Увидев Збоинского, Собеский сразу, приветствуя его, сказал:
– Мечник, ты хуже из собственного дома возвращаешься, чем из неволи? Осунулся, похудел.
– Наияснейший пане, – сказал мечник, – дом также имеет свои хлопоты, а меня и то грызло, что с вашим королевским величеством под Язловцем и Званцем быть не мог.
– Вознаградим это, – отпарировал король, – потому что это, видит Бог, ещё не конец. Я имел за вас, хотя уже в остатках экпедиции, вашего воспитанника Корчака, который храбро показал себя.
Мечник молчал.
– Вы, должно быть, уже его видели, так как я взял его с собой в Жолкву, он мне очень понравился и дальнейшей его карьерой хочу заняться. Стоит того.
Смутившийся Збоинский не знал, что отвечать.
– Я считал его бедным, – добавил Собеский, думая, что этот разговор будет мечнику приятным, – а оказывается, что это холоп богатый. Выставил отряд, что называется, великолепный.
Стоя напротив Збоинского, король, казалось, ждёт ответа. Мечник упрямо молчал.
Пошёл тогда разговор об экпедиции этого года и о Каменце, который король обязательно хотел освободить из турецких рук. Збоинский разговорился… и так прошёл час. А так как и ксендз Вота сидел, и Альберт Венецианин, который был при короле, подошёл, Збоинский попрощался с ним и вышел в город.
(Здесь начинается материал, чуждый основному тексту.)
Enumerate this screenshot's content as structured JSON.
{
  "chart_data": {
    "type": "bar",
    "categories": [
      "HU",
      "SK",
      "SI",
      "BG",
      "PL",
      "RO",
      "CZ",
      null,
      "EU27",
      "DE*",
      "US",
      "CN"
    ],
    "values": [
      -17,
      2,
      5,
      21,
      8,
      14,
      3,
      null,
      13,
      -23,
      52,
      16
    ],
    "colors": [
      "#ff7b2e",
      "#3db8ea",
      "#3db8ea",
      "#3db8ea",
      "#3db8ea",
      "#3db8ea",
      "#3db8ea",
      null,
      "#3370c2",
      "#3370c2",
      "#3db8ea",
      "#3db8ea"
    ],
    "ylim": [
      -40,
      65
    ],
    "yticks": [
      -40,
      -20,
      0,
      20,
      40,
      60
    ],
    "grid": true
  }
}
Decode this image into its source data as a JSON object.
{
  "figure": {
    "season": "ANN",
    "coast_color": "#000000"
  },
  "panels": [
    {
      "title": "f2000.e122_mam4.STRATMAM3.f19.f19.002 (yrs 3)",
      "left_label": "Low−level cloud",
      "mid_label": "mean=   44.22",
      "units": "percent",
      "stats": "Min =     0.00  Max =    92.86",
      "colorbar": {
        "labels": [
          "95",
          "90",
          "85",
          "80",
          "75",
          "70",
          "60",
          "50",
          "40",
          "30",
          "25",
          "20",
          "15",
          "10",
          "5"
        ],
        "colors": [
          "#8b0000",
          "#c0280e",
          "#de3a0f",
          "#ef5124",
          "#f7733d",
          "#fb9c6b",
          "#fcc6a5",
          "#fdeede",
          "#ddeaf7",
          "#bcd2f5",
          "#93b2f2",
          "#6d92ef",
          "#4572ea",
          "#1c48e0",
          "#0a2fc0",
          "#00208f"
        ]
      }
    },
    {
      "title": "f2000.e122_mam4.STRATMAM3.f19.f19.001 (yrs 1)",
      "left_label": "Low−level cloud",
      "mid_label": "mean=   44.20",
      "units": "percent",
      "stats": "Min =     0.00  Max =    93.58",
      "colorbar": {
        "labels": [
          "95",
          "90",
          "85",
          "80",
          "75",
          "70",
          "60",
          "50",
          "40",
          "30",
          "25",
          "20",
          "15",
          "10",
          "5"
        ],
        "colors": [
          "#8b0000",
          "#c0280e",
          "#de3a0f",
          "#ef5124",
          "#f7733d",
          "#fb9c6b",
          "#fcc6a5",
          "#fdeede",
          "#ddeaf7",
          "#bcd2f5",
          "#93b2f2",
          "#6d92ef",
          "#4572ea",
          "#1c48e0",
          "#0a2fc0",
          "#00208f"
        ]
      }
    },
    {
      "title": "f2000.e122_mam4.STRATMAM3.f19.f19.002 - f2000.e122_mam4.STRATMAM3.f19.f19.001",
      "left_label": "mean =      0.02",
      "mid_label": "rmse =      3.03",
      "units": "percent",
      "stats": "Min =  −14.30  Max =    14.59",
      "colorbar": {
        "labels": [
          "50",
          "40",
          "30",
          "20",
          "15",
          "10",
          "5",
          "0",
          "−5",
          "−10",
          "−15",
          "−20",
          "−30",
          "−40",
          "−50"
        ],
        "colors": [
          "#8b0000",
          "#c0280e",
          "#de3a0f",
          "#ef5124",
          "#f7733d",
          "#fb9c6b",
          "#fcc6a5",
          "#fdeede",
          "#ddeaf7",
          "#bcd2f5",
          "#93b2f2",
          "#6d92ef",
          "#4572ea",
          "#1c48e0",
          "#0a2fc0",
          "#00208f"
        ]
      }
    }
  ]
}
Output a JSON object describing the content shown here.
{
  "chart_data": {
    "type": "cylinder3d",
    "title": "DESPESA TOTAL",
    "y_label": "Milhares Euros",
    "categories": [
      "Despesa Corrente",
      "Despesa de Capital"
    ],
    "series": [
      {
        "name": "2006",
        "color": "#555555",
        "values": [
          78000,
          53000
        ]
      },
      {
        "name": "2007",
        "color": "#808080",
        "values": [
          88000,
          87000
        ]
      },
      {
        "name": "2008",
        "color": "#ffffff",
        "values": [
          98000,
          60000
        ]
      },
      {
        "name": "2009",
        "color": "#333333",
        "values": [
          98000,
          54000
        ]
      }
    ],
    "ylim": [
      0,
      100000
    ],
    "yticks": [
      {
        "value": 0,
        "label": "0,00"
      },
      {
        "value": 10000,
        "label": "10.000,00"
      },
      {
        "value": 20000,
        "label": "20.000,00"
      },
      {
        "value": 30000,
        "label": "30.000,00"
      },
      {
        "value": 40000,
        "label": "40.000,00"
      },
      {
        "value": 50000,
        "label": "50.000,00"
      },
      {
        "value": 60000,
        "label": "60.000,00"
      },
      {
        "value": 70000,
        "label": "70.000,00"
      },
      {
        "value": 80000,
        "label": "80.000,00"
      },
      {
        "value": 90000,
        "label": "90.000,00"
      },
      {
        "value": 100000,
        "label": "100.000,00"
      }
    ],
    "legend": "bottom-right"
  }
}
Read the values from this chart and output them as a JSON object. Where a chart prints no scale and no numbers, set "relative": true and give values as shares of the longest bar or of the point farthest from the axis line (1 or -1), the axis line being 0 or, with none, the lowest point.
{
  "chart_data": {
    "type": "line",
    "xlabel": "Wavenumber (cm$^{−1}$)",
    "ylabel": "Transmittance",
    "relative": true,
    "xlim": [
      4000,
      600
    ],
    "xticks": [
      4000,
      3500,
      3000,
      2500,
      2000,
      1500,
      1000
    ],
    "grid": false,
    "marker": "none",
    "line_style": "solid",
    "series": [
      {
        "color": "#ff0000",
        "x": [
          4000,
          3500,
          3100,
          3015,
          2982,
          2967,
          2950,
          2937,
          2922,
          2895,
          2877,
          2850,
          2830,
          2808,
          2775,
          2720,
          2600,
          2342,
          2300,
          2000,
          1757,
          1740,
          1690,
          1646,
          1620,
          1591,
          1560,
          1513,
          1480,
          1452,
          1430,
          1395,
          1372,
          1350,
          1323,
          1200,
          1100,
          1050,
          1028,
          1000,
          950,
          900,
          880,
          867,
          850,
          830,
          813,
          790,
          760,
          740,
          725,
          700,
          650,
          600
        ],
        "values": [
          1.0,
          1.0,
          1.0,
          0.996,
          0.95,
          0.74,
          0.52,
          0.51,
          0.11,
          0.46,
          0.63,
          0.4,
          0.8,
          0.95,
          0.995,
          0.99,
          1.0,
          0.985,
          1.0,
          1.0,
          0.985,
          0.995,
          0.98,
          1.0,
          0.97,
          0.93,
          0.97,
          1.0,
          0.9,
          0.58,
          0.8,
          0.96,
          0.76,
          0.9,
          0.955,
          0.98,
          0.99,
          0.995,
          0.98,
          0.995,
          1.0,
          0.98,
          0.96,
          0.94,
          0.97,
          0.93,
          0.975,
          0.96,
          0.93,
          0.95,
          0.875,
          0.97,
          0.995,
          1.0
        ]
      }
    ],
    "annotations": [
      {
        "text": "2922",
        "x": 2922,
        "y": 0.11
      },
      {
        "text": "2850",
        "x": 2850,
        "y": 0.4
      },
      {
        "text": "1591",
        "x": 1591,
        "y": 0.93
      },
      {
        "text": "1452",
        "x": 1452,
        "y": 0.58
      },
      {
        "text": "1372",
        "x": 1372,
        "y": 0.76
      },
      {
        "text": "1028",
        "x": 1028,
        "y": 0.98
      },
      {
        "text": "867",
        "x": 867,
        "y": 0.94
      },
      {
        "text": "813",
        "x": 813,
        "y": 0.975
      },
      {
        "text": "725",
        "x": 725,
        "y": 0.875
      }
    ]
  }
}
Узнал о Янаше и это испортило ему настроение.
– Шут, – бормотал он в духе, – проведает, что я здесь, должен всё-таки прийти ко мне с поклоном. Что же? Будет на меня дуться, что ему в Межейевицы ехать не дал. Пошёл он к дьяволу! Уж я к нему не пойду просить прощения.
В этот день, однако, Янаш не показался и Збоинский с ним не встретился. На следующий день, идя в замок, на дороге мечник заметил Янаша в парадном рыцарском наряде, направляющегося также в замок. Столкнулись почти око в око. Корчак, увидев мечника, живо припал к его коленям, с такой великой и не лживой радостью, с таким воодушевлением, что старик, забыв обо всём, обнимая его, расплакался.